Jesper Pedersen sent in a patch to create a pg_catversion() builtin function.

Michaël Paquier, Fujii Masao, and Kyotaro HORIGUCHI traded patches to fix a pg_basebackup crash.

Vladimir Rusinov sent in a patch to rename pg_switch_xlog to pg_switch_wal.

Robert Haas sent in a patch to remove _hash_wrtbuf() and cause those functions which previously called it to do MarkBufferDirty() directly.

Peter Eisentraut, Petr Jelínek, and Steve Singer traded patches to implement logical replication.

Rahila Syed sent in another revision of a patch to turn the types columns with unknown type in views to text.

Dagfinn Ilmari Mannsåker sent in a patch to add GUCs for predicate lock promotion thresholds.

Magnus Hagander sent in a patch to remove the -X option from pg_basebackup.

Magnus Hagander sent in a patch to add missing newlines to error messages in pg_basebackup.

Wesley Massuda sent in a patch to implement composite type NOT NULL constraints.

Alexander Law sent in a patch to speed up documentation builds.

Pavel Stěhule sent in two more revisions of a patch to implement server-side session variables.

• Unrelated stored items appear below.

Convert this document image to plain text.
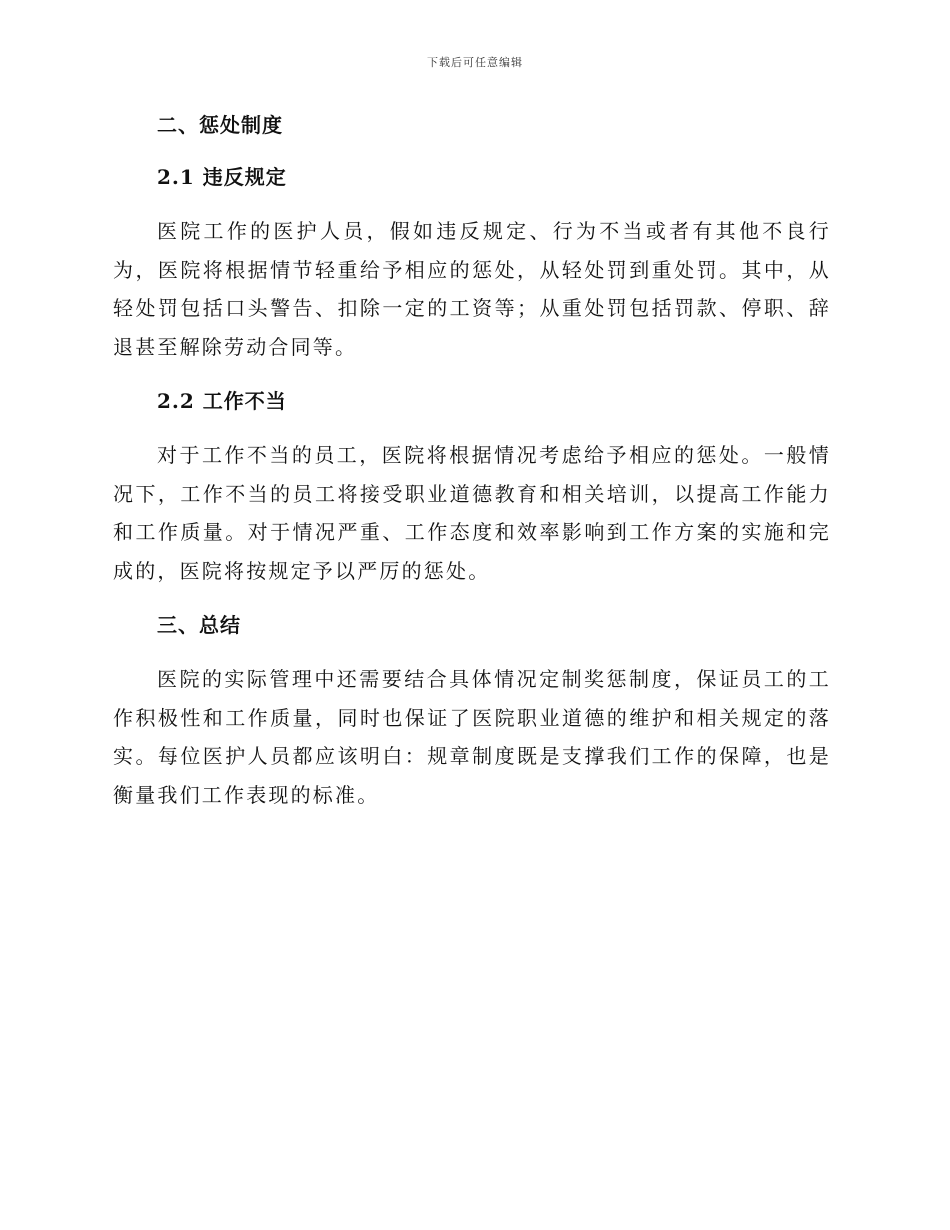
下载后可任意编辑
二、惩处制度
2.1 违反规定

医院工作的医护人员，假如违反规定、行为不当或者有其他不良行为，医院将根据情节轻重给予相应的惩处，从轻处罚到重处罚。其中，从轻处罚包括口头警告、扣除一定的工资等；从重处罚包括罚款、停职、辞退甚至解除劳动合同等。

2.2 工作不当

对于工作不当的员工，医院将根据情况考虑给予相应的惩处。一般情况下，工作不当的员工将接受职业道德教育和相关培训，以提高工作能力和工作质量。对于情况严重、工作态度和效率影响到工作方案的实施和完成的，医院将按规定予以严厉的惩处。

三、总结

医院的实际管理中还需要结合具体情况定制奖惩制度，保证员工的工作积极性和工作质量，同时也保证了医院职业道德的维护和相关规定的落实。每位医护人员都应该明白：规章制度既是支撑我们工作的保障，也是衡量我们工作表现的标准。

Dmitry Ivanov sent in a patch to fix an infelicity between the ancient sql_inheritance GUC and the new native partitions.

Heikki Linnakangas sent in a patch to shorten the window between writing the timeline history file and writing the end-of-recovery record.

Magnus Hagander sent in two revisions of a patch to add a --no-slot option to pg_basebackup.

Heikki Linnakangas sent in a patch to use the "plain:" prefix for plaintext passwords stored in pg_authid.

Amit Kapila sent in two revisions of a patch to fix dirty marking and lock chaining for hash indexes.

Mithun Cy sent in another revision of a patch to cache meta page for hash indexes.

Antonin Houska sent in a patch to simplify some code in basebackup.

Peter Moser sent in another revision of a patch to implement temporal query processing with range types.

Fujii Masao sent in a patch to fix a bug in synchronous replication where there were an invalid number of sync standbys in synchronous_standby_names.

Stephen Frost sent in a patch to fix some infelicities between pg_dump and TRANSFORMs, in passing fixing pg_dump for some ancient versions of PostgreSQL.

Robert Haas sent in a patch to remove the sql_inheritance GUC.

Michaël Paquier sent in a patch to fix some typos in waldender.c and slot.c.

Dmitry Dolgov sent in a patch to implement jsonb_delete with arrays.

Dean Rasheed sent in a patch to fix a CREATE OR REPLACE VIEW bug.

Stas Kelvich sent in a patch to speed up two-phase transactions via a twophase recovery list.

Kevin Grittner sent in another revision of a patch to add transition tables for, among other things, materialized view maintenance and row access in per-statement triggers.

Pavel Stěhule sent in another revision of a patch to implement xmltable().

Peter Eisentraut sent in a patch to add a function to import operation system collations.